Prescale information is fixed in the "trigger menu", so it can be accessed outside of NanoAOD. While it's common for prescale values to change from run to run, most analysts are only interested in determining whether or not a trigger is prescaled at all. If not, that trigger is a good candidate for analyses requiring the full amount of data available. If so, the trigger is better suited to studies where statistics are not a limiting factor. Prescale values for any trigger can be accessed from the brilcalc
tool. To practice, follow the trigger and luminosity exercise from an Open Data workshop.

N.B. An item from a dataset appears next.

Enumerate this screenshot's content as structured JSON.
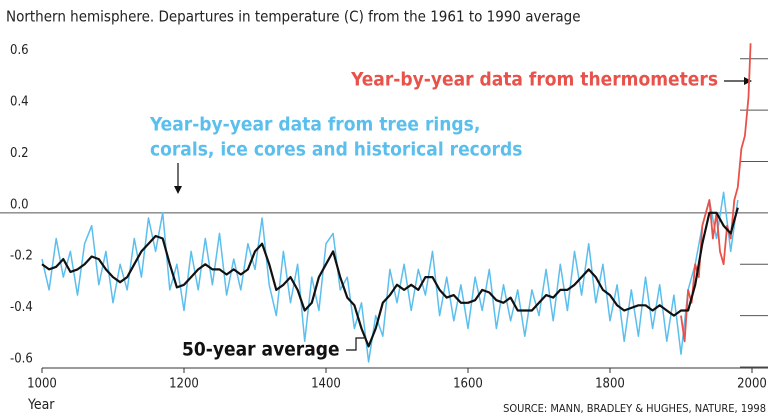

Trigger object information is important if an analysis needs to know which specific objects passed a certain set of trigger filters. So for instance, if you needed to know which tau leptons satisfied LooseChargedIsoPFTauHPS20_Trk1_eta2p1_SingleL1
in order to make correct analysis choices, then you would need access to trigger object details. Many analyses do not require this level of detail, since physics objects can usually be selected using the identification and isolation algorithms designed to be applied separately from the trigger system. Trigger objects can be accessed in MiniAOD.